Groupon Inc. (GRPN:US) plunged to a record low after the largest daily-deal website reported second-quarter revenue that missed estimates as economic weakness in Europe curbed online coupon sales.
The shares retreated 27 percent to $5.51 at the close in New York, the biggest decline since the company’s initial public offering in November. The stock (GRPN:US) has lost 72 percent since the IPO, leaving the company with a market value of $3.6 billion -- less than the $6 billion buyout offer Groupon received from Google Inc. before it opted for an public market debut.
International revenue, which makes up more than half of the total, was reduced by currency weakness and a lack of demand for big-ticket items in Europe, Groupon executives said. The results suggest Groupon may be struggling to find new growth, said Edward Woo, an analyst at Ascendiant Capital Markets LLC in Irvine, California.

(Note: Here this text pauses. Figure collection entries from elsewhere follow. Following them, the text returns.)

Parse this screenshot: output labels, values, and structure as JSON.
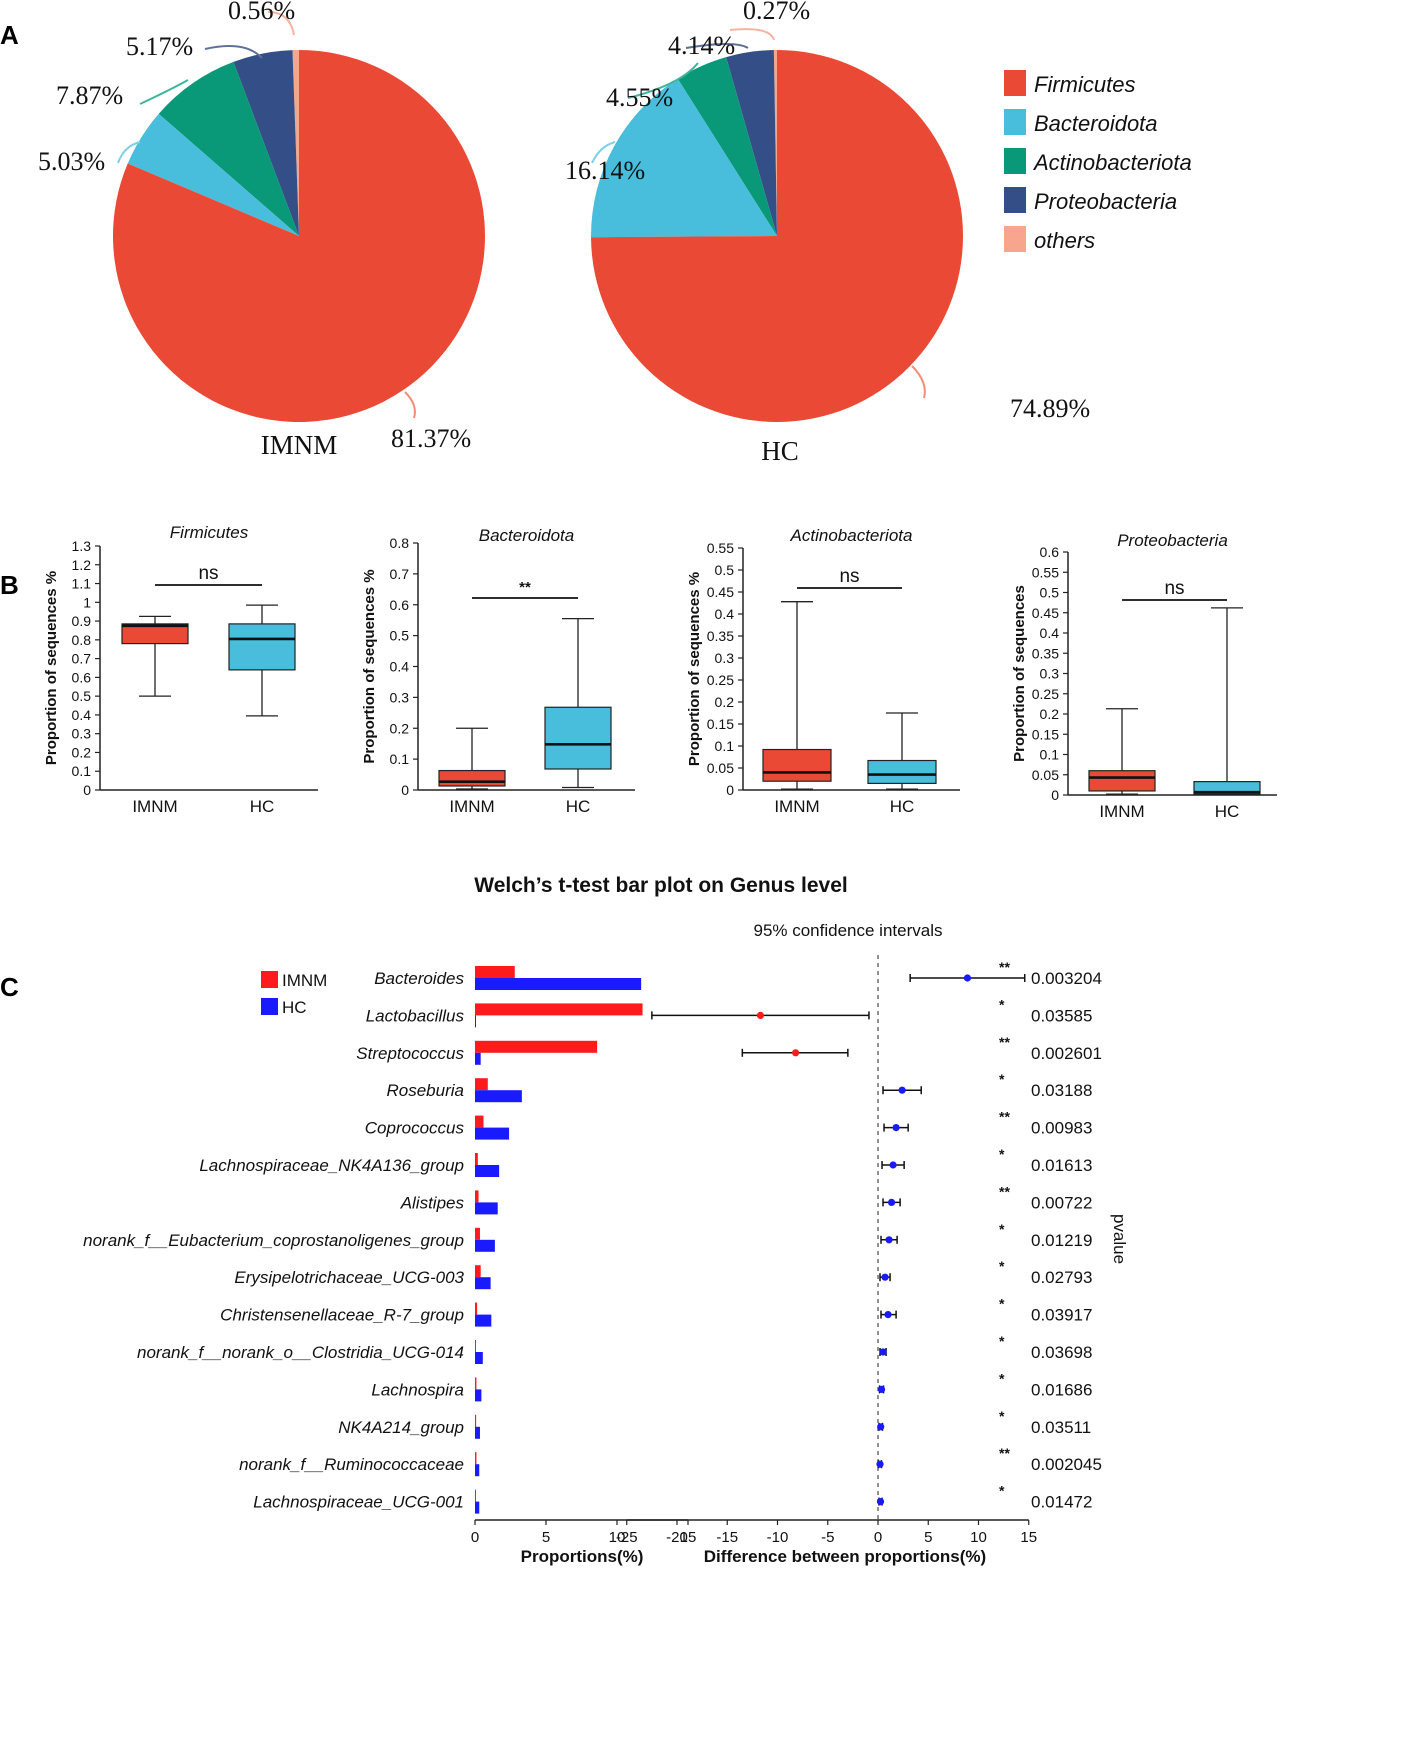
{
  "panels": {
    "a": "A",
    "b": "B",
    "c": "C"
  },
  "colors": {
    "firmicutes": "#ea4a35",
    "bacteroidota": "#48bedc",
    "actinobacteriota": "#099978",
    "proteobacteria": "#344e87",
    "others": "#f7a58c",
    "imnm_bar": "#ff1b1b",
    "hc_bar": "#1a1aff"
  },
  "chart_data": [
    {
      "id": "pie-imnm",
      "type": "pie",
      "title": "IMNM",
      "labels": [
        "Firmicutes",
        "Bacteroidota",
        "Actinobacteriota",
        "Proteobacteria",
        "others"
      ],
      "values": [
        81.37,
        5.03,
        7.87,
        5.17,
        0.56
      ],
      "value_labels": [
        "81.37%",
        "5.03%",
        "7.87%",
        "5.17%",
        "0.56%"
      ]
    },
    {
      "id": "pie-hc",
      "type": "pie",
      "title": "HC",
      "labels": [
        "Firmicutes",
        "Bacteroidota",
        "Actinobacteriota",
        "Proteobacteria",
        "others"
      ],
      "values": [
        74.89,
        16.14,
        4.55,
        4.14,
        0.27
      ],
      "value_labels": [
        "74.89%",
        "16.14%",
        "4.55%",
        "4.14%",
        "0.27%"
      ]
    },
    {
      "id": "legend",
      "type": "legend",
      "entries": [
        "Firmicutes",
        "Bacteroidota",
        "Actinobacteriota",
        "Proteobacteria",
        "others"
      ]
    },
    {
      "id": "box-firmicutes",
      "type": "box",
      "title": "Firmicutes",
      "ylabel": "Proportion of sequences %",
      "ylim": [
        0,
        1.3
      ],
      "yticks": [
        "0",
        "0.1",
        "0.2",
        "0.3",
        "0.4",
        "0.5",
        "0.6",
        "0.7",
        "0.8",
        "0.9",
        "1",
        "1.1",
        "1.2",
        "1.3"
      ],
      "categories": [
        "IMNM",
        "HC"
      ],
      "boxes": [
        {
          "min": 0.5,
          "q1": 0.78,
          "median": 0.875,
          "q3": 0.885,
          "max": 0.925
        },
        {
          "min": 0.395,
          "q1": 0.64,
          "median": 0.805,
          "q3": 0.885,
          "max": 0.985
        }
      ],
      "significance": "ns"
    },
    {
      "id": "box-bacteroidota",
      "type": "box",
      "title": "Bacteroidota",
      "ylabel": "Proportion of sequences %",
      "ylim": [
        0,
        0.8
      ],
      "yticks": [
        "0",
        "0.1",
        "0.2",
        "0.3",
        "0.4",
        "0.5",
        "0.6",
        "0.7",
        "0.8"
      ],
      "categories": [
        "IMNM",
        "HC"
      ],
      "boxes": [
        {
          "min": 0.003,
          "q1": 0.013,
          "median": 0.027,
          "q3": 0.063,
          "max": 0.2
        },
        {
          "min": 0.008,
          "q1": 0.068,
          "median": 0.148,
          "q3": 0.268,
          "max": 0.555
        }
      ],
      "significance": "**"
    },
    {
      "id": "box-actinobacteriota",
      "type": "box",
      "title": "Actinobacteriota",
      "ylabel": "Proportion of sequences %",
      "ylim": [
        0,
        0.55
      ],
      "yticks": [
        "0",
        "0.05",
        "0.1",
        "0.15",
        "0.2",
        "0.25",
        "0.3",
        "0.35",
        "0.4",
        "0.45",
        "0.5",
        "0.55"
      ],
      "categories": [
        "IMNM",
        "HC"
      ],
      "boxes": [
        {
          "min": 0.002,
          "q1": 0.02,
          "median": 0.04,
          "q3": 0.092,
          "max": 0.428
        },
        {
          "min": 0.002,
          "q1": 0.015,
          "median": 0.035,
          "q3": 0.067,
          "max": 0.175
        }
      ],
      "significance": "ns"
    },
    {
      "id": "box-proteobacteria",
      "type": "box",
      "title": "Proteobacteria",
      "ylabel": "Proportion of sequences",
      "ylim": [
        0,
        0.6
      ],
      "yticks": [
        "0",
        "0.05",
        "0.1",
        "0.15",
        "0.2",
        "0.25",
        "0.3",
        "0.35",
        "0.4",
        "0.45",
        "0.5",
        "0.55",
        "0.6"
      ],
      "categories": [
        "IMNM",
        "HC"
      ],
      "boxes": [
        {
          "min": 0.002,
          "q1": 0.01,
          "median": 0.043,
          "q3": 0.06,
          "max": 0.213
        },
        {
          "min": 0.001,
          "q1": 0.002,
          "median": 0.007,
          "q3": 0.033,
          "max": 0.462
        }
      ],
      "significance": "ns"
    },
    {
      "id": "welch",
      "type": "bar",
      "title": "Welch’s t-test bar plot on Genus level",
      "ci_label": "95% confidence intervals",
      "xlabel_left": "Proportions(%)",
      "xlabel_right": "Difference between proportions(%)",
      "pvalue_label": "pvalue",
      "legend": [
        "IMNM",
        "HC"
      ],
      "left_xticks": [
        "0",
        "5",
        "10",
        "15"
      ],
      "right_xticks": [
        "-25",
        "-20",
        "-15",
        "-10",
        "-5",
        "0",
        "5",
        "10",
        "15"
      ],
      "genera": [
        "Bacteroides",
        "Lactobacillus",
        "Streptococcus",
        "Roseburia",
        "Coprococcus",
        "Lachnospiraceae_NK4A136_group",
        "Alistipes",
        "norank_f__Eubacterium_coprostanoligenes_group",
        "Erysipelotrichaceae_UCG-003",
        "Christensenellaceae_R-7_group",
        "norank_f__norank_o__Clostridia_UCG-014",
        "Lachnospira",
        "NK4A214_group",
        "norank_f__Ruminococcaceae",
        "Lachnospiraceae_UCG-001"
      ],
      "series": [
        {
          "name": "IMNM",
          "values": [
            2.8,
            11.8,
            8.6,
            0.9,
            0.6,
            0.2,
            0.25,
            0.35,
            0.4,
            0.15,
            0.05,
            0.1,
            0.08,
            0.1,
            0.05
          ]
        },
        {
          "name": "HC",
          "values": [
            11.7,
            0.05,
            0.4,
            3.3,
            2.4,
            1.7,
            1.6,
            1.4,
            1.1,
            1.15,
            0.55,
            0.45,
            0.35,
            0.3,
            0.3
          ]
        }
      ],
      "diff": [
        8.9,
        -11.7,
        -8.2,
        2.4,
        1.8,
        1.5,
        1.35,
        1.1,
        0.7,
        1.0,
        0.5,
        0.35,
        0.27,
        0.2,
        0.25
      ],
      "ci_low": [
        3.2,
        -22.5,
        -13.5,
        0.5,
        0.6,
        0.4,
        0.5,
        0.3,
        0.2,
        0.3,
        0.2,
        0.15,
        0.1,
        0.05,
        0.1
      ],
      "ci_high": [
        14.6,
        -0.9,
        -3.0,
        4.3,
        3.0,
        2.6,
        2.2,
        1.9,
        1.2,
        1.8,
        0.8,
        0.55,
        0.45,
        0.35,
        0.4
      ],
      "dot_colors": [
        "hc",
        "imnm",
        "imnm",
        "hc",
        "hc",
        "hc",
        "hc",
        "hc",
        "hc",
        "hc",
        "hc",
        "hc",
        "hc",
        "hc",
        "hc"
      ],
      "stars": [
        "**",
        "*",
        "**",
        "*",
        "**",
        "*",
        "**",
        "*",
        "*",
        "*",
        "*",
        "*",
        "*",
        "**",
        "*"
      ],
      "pvalues": [
        "0.003204",
        "0.03585",
        "0.002601",
        "0.03188",
        "0.00983",
        "0.01613",
        "0.00722",
        "0.01219",
        "0.02793",
        "0.03917",
        "0.03698",
        "0.01686",
        "0.03511",
        "0.002045",
        "0.01472"
      ]
    }
  ]
}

“The business is maturing faster than investors may be hoping for, and growth rates are slowing,” said Woo. “It’s getting tough to grow when you’re already the biggest kid on the block.”
Revenue rose 45 percent to $568.3 million, the Chicago- based company said in a statement yesterday. That fell short of the average analyst estimate (GRPN:US) of $575.3 million, according to data compiled by Bloomberg.
International revenue increased 31 percent to $308.2 million in the second quarter, Groupon said. Growth would have been 45 percent without the impact of foreign exchange rates, the company said.
The company makes money by selling discounts -- known as Groupons -- from businesses such as restaurants and nail salons. It then splits the revenue with the businesses.
Second-quarter net income was $28.4 million, or 4 cents a share, compared with a loss of $107.4 million, or 35 cents, a year earlier. Excluding some costs, profit was 8 cents a share, which incorporates a 4-cent gain from items including the exchange of a minority interest in its China operations. Analysts projected profit before items of 3 cents a share.
“We had some challenges in Europe,” Groupon Chief Financial Officer Jason Child said in an interview yesterday. “Because over half of our business is outside the U.S., the strengthening of the U.S. dollar versus the variety of currencies that we transacted declined since we gave guidance last quarter.”
European shoppers bought fewer deals associated with discretionary purchases of $100 or more in the quarter, Chief Executive Officer Andrew Mason said on a call yesterday with analysts.
A larger portion of sales came from Groupon Goods, an e- commerce site for marked-down products. The service made up most of the company’s $65.4 million in direct revenue, which more than tripled from $19.2 million in the first quarter, Child told analysts on the call.
Groupon’s marketing costs fell 58 percent to $88.4 million in the second quarter from $212.7 million a year earlier. Third- quarter revenue will be $580 million to $620 million, Groupon said. That compares with an average analyst estimate of $607.4 million.
The company plans to add hundreds of workers to its office in Palo Alto, California, where it’s building a suite of technology products for local merchants including Groupon Scheduler, an online appointment-booking system, and Groupon Rewards, a loyalty program.
Last month, a third of transactions in North America happened over mobile devices, the company said. That’s a higher portion of sales on mobile than any other e-commerce company, Mason said on the call.
LivingSocial, the top rival to Groupon, narrowed its losses in the second quarter after revenue more than doubled to $138 million from $59 million a year earlier, according to a regulatory filing by one of its backers, Amazon.com Inc.